The key to Alnylam’s success has been tailoring its approach to delivering RNAi medicines to the liver, a large organ that can absorb the big molecules from the blood. But in recent years RNAi research has begun branching out—as Nobel laureate and RNAi pioneer Craig Mello explained to Xconomy in 2017—and Alnylam has been broadening its ambitions. At a scientific conference in March, the company reported findings from animal studies showing it can get the molecules into tissues in the eye and brain and shut down certain genes.

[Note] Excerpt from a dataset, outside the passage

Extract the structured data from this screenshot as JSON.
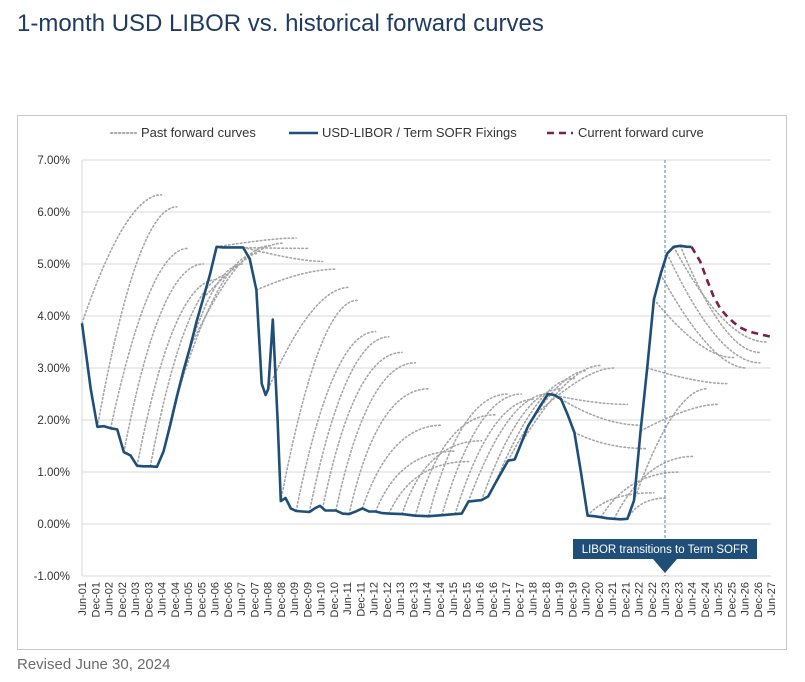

Other RNA-based medicines, like the antisense technology that Ionis Pharmaceuticals (NASDAQ: [[ticker:IONS]]) uses, have broken through in neurological disorders—the drug nusinersen, originally developed by Ionis and now owned by Biogen (NASDAQ: [[ticker:BIIB]]), is approved for spinal muscular atrophy and delivered through an intrathecal injection into the spinal fluid. Alnylam aims to prove it can get there with its RNAi drugs, and in some cases prove that it can be superior to antisense technology. Maraganore notes that a “long duration of effect will be critical,” however, so the treatments don’t have to be given very often.
Alnylam announced its first neurological disease drug, for hereditary cerebral amyloid angiopathy—a deadly condition that can lead to dementia, stroke and other problems—in December. Alnylam and Regeneron will continue developing it, and eventually decide who leads the program, Maraganore says.
Separately, Alnylam on Monday once again reshuffled a separate partnership with Sanofi (NYSE: [[ticker:SNY]]). As part of the move, Sanofi will be free to sell the Alnylam shares it currently owns. Sanofi held 9.9 percent of Alnylam’s shares as of late March, an SEC filing shows.